Blade length has a bit of impact with heeling from a purely geometric point-of-view. The longer the board the greater the separation between centres of pressure of the rig and board so the greater the heeling moment. But this is highly simplified.

Volume doesn't affect rate of sinkage, waterplane area does. Say you have a barge that is sitting on the water and you add some weight, it will sink a bit. Now take a "narrower" barge of the same length and weight and add the same weight, it will sink more than the first barge.

Sinkage = Weight Added / (Area of Waterplane x Water Density)

So to get a hull for a F16 out of the water with a Area of Waterplane of approximately 1.5m^2, total weight 260kg and sea water density 1025kg/m^3.
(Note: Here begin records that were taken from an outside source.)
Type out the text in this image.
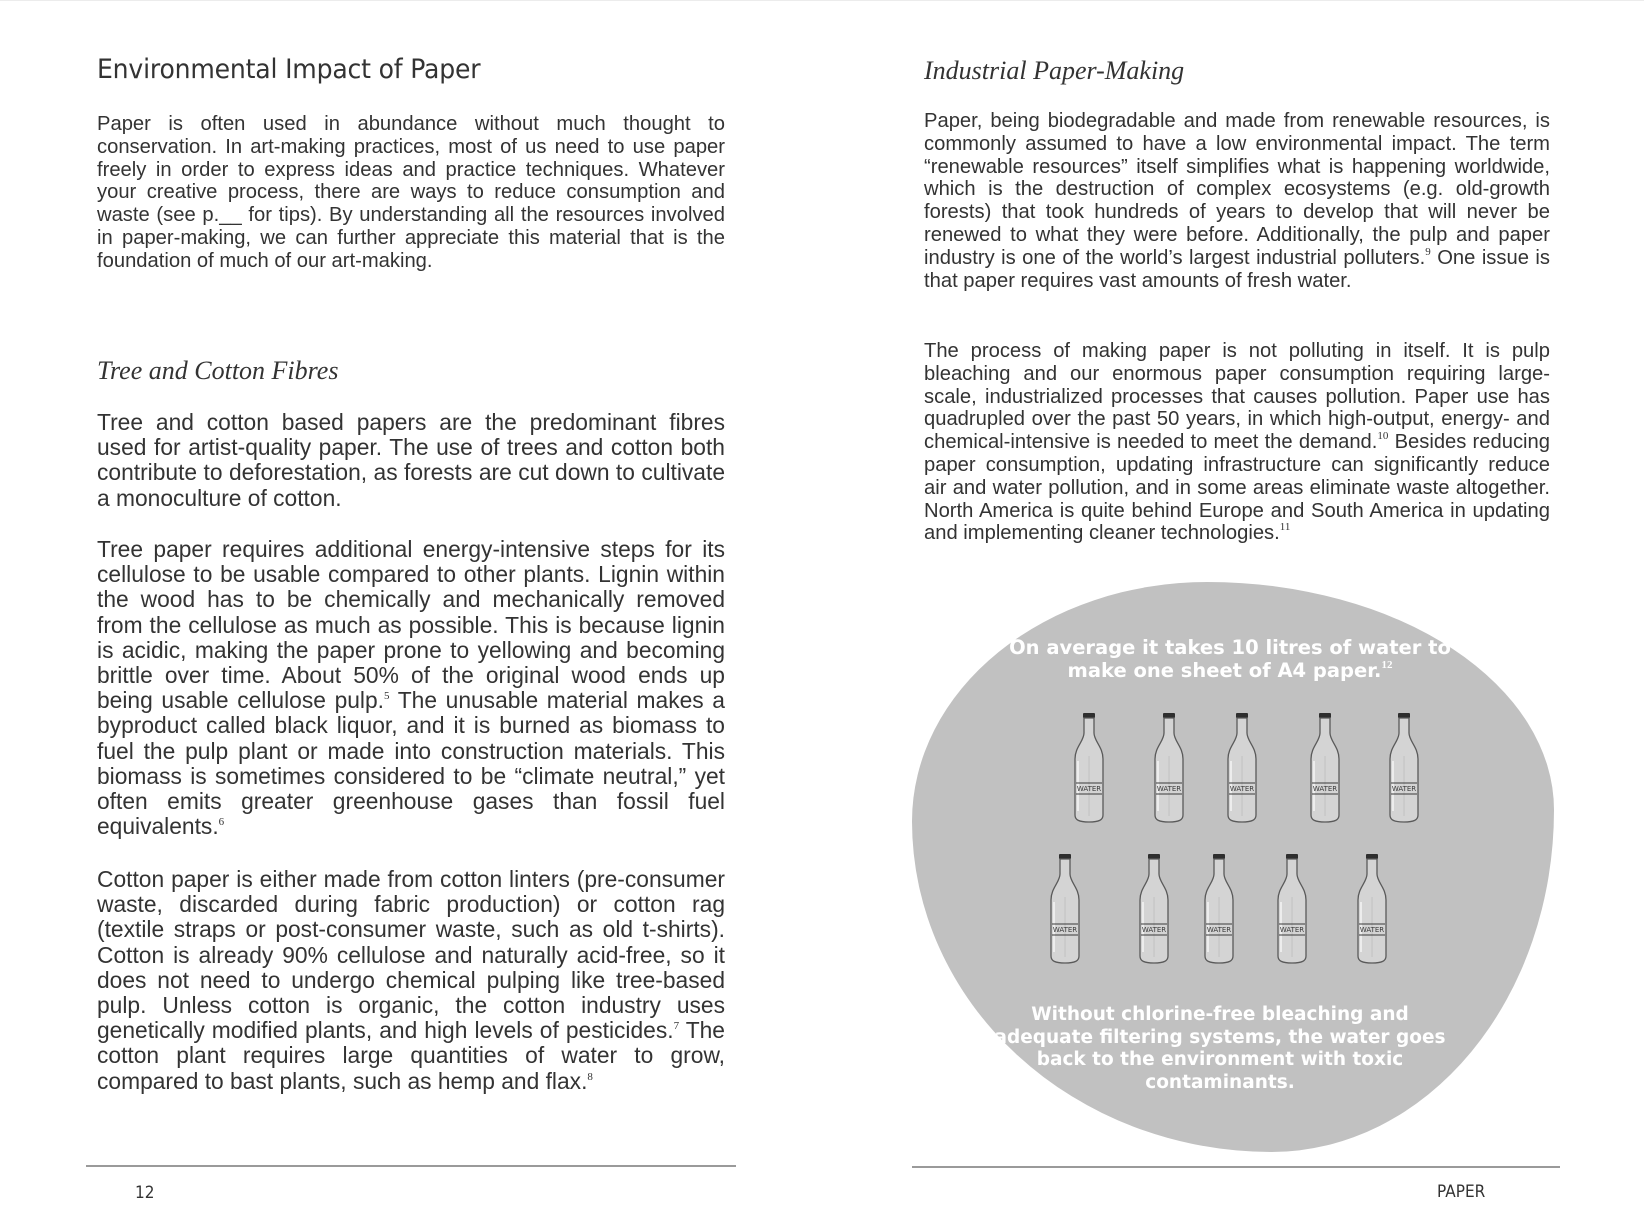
Environmental Impact of Paper

Paper is often used in abundance without much thought to conservation. In art-making practices, most of us need to use paper freely in order to express ideas and practice techniques. Whatever your creative process, there are ways to reduce consumption and waste (see p.__ for tips). By understanding all the resources involved in paper-making, we can further appreciate this material that is the foundation of much of our art-making.

Tree and Cotton Fibres

Tree and cotton based papers are the predominant fibres used for artist-quality paper. The use of trees and cotton both contribute to deforestation, as forests are cut down to cultivate a monoculture of cotton.

Tree paper requires additional energy-intensive steps for its cellulose to be usable compared to other plants. Lignin within the wood has to be chemically and mechanically removed from the cellulose as much as possible. This is because lignin is acidic, making the paper prone to yellowing and becoming brittle over time. About 50% of the original wood ends up being usable cellulose pulp.$^5$ The unusable material makes a byproduct called black liquor, and it is burned as biomass to fuel the pulp plant or made into construction materials. This biomass is sometimes considered to be “climate neutral,” yet often emits greater greenhouse gases than fossil fuel equivalents.$^6$

Cotton paper is either made from cotton linters (pre-consumer waste, discarded during fabric production) or cotton rag (textile straps or post-consumer waste, such as old t-shirts). Cotton is already 90% cellulose and naturally acid-free, so it does not need to undergo chemical pulping like tree-based pulp. Unless cotton is organic, the cotton industry uses genetically modified plants, and high levels of pesticides.$^7$ The cotton plant requires large quantities of water to grow, compared to bast plants, such as hemp and flax.$^8$

12
Industrial Paper-Making

Paper, being biodegradable and made from renewable resources, is commonly assumed to have a low environmental impact. The term “renewable resources” itself simplifies what is happening worldwide, which is the destruction of complex ecosystems (e.g. old-growth forests) that took hundreds of years to develop that will never be renewed to what they were before. Additionally, the pulp and paper industry is one of the world’s largest industrial polluters.$^9$ One issue is that paper requires vast amounts of fresh water.

The process of making paper is not polluting in itself. It is pulp bleaching and our enormous paper consumption requiring large-scale, industrialized processes that causes pollution. Paper use has quadrupled over the past 50 years, in which high-output, energy- and chemical-intensive is needed to meet the demand.$^{10}$ Besides reducing paper consumption, updating infrastructure can significantly reduce air and water pollution, and in some areas eliminate waste altogether. North America is quite behind Europe and South America in updating and implementing cleaner technologies.$^{11}$

On average it takes 10 litres of water to make one sheet of A4 paper.$^{12}$

Without chlorine-free bleaching and adequate filtering systems, the water goes back to the environment with toxic contaminants.

PAPER
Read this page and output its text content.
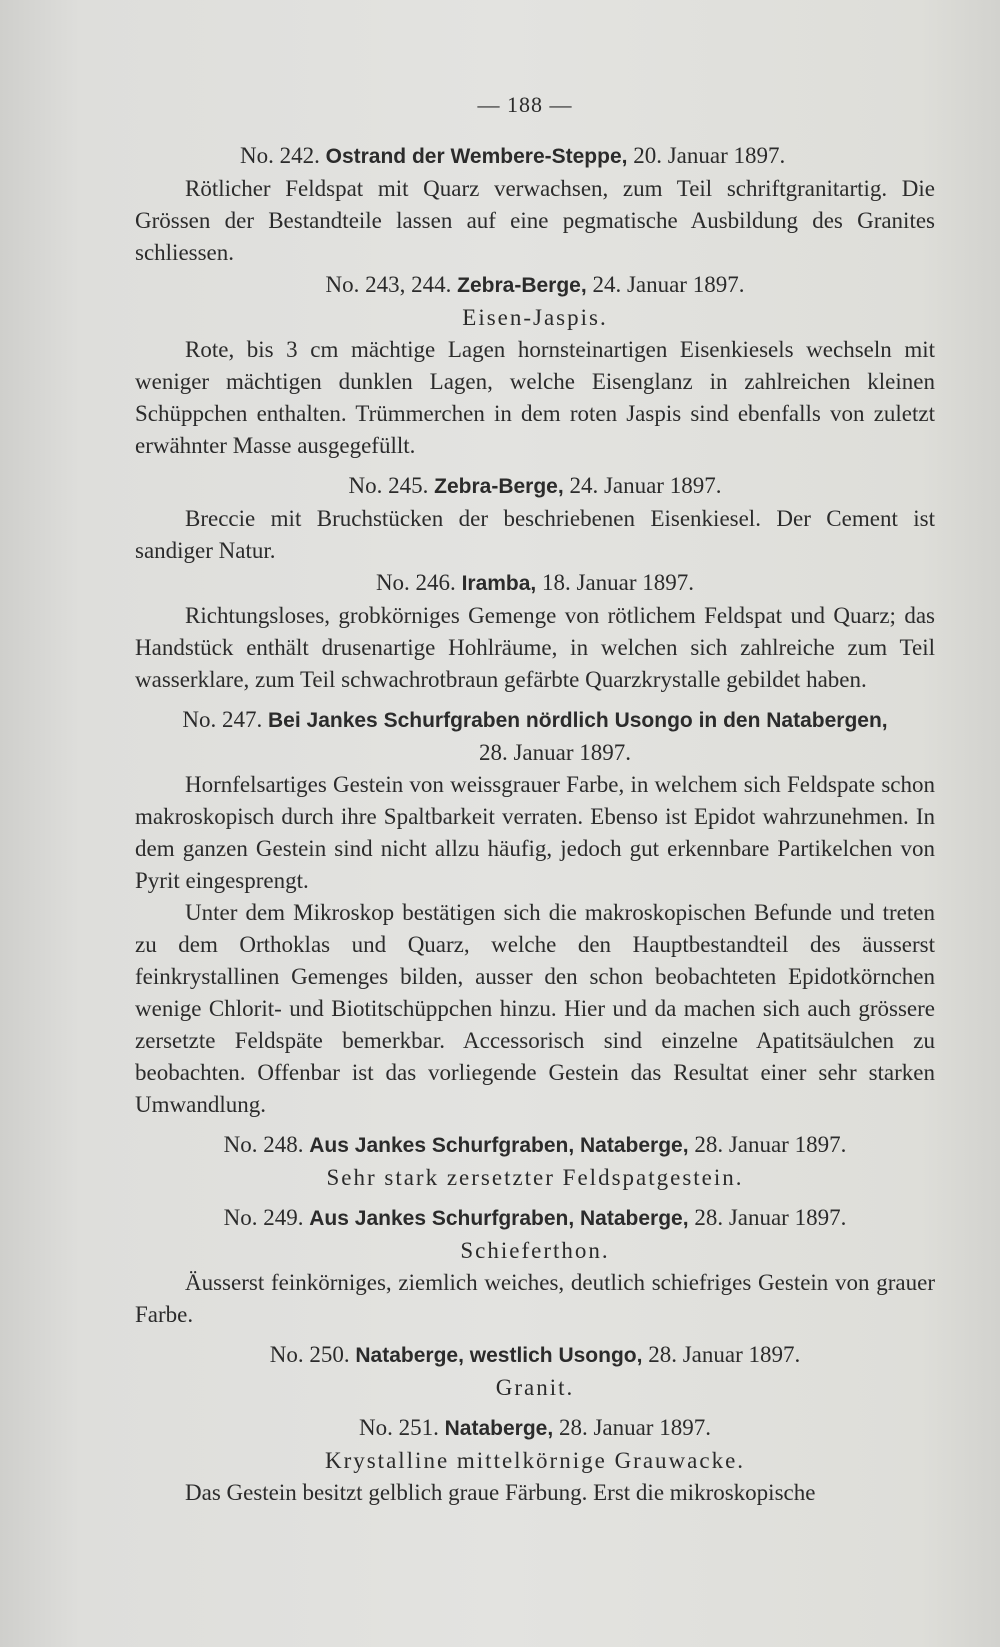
— 188 —
No. 242. Ostrand der Wembere-Steppe, 20. Januar 1897.

Rötlicher Feldspat mit Quarz verwachsen, zum Teil schriftgranitartig. Die Grössen der Bestandteile lassen auf eine pegmatische Ausbildung des Granites schliessen.

No. 243, 244. Zebra-Berge, 24. Januar 1897.
Eisen-Jaspis.

Rote, bis 3 cm mächtige Lagen hornsteinartigen Eisenkiesels wechseln mit weniger mächtigen dunklen Lagen, welche Eisenglanz in zahlreichen kleinen Schüppchen enthalten. Trümmerchen in dem roten Jaspis sind ebenfalls von zuletzt erwähnter Masse ausgegefüllt.

No. 245. Zebra-Berge, 24. Januar 1897.

Breccie mit Bruchstücken der beschriebenen Eisenkiesel. Der Cement ist sandiger Natur.

No. 246. Iramba, 18. Januar 1897.

Richtungsloses, grobkörniges Gemenge von rötlichem Feldspat und Quarz; das Handstück enthält drusenartige Hohlräume, in welchen sich zahlreiche zum Teil wasserklare, zum Teil schwachrotbraun gefärbte Quarzkrystalle gebildet haben.

No. 247. Bei Jankes Schurfgraben nördlich Usongo in den Natabergen,
28. Januar 1897.

Hornfelsartiges Gestein von weissgrauer Farbe, in welchem sich Feldspate schon makroskopisch durch ihre Spaltbarkeit verraten. Ebenso ist Epidot wahrzunehmen. In dem ganzen Gestein sind nicht allzu häufig, jedoch gut erkennbare Partikelchen von Pyrit eingesprengt.

Unter dem Mikroskop bestätigen sich die makroskopischen Befunde und treten zu dem Orthoklas und Quarz, welche den Hauptbestandteil des äusserst feinkrystallinen Gemenges bilden, ausser den schon beobachteten Epidotkörnchen wenige Chlorit- und Biotitschüppchen hinzu. Hier und da machen sich auch grössere zersetzte Feldspäte bemerkbar. Accessorisch sind einzelne Apatitsäulchen zu beobachten. Offenbar ist das vorliegende Gestein das Resultat einer sehr starken Umwandlung.

No. 248. Aus Jankes Schurfgraben, Nataberge, 28. Januar 1897.
Sehr stark zersetzter Feldspatgestein.
No. 249. Aus Jankes Schurfgraben, Nataberge, 28. Januar 1897.
Schieferthon.

Äusserst feinkörniges, ziemlich weiches, deutlich schiefriges Gestein von grauer Farbe.

No. 250. Nataberge, westlich Usongo, 28. Januar 1897.
Granit.
No. 251. Nataberge, 28. Januar 1897.
Krystalline mittelkörnige Grauwacke.

Das Gestein besitzt gelblich graue Färbung. Erst die mikroskopische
Sinkage = (260/2) / (1.5 x 1025)
= 0.0846m
= 85mm

With a waterplane area of say 1.2m

Sinkage = (260/2) / (1.2 x 1025)
= 0.1057m
= 106mm

With respect to cats of the same general overall beam and length, they will heel the same angles under the same heeling moment but the one with the "wider" hull won't sink as much so the windward hull will fly slightly earlier. In the above situation, the wider hulled F16 will fly a hull about 0.5 degrees of heel earlier than the "narrow" hull F16.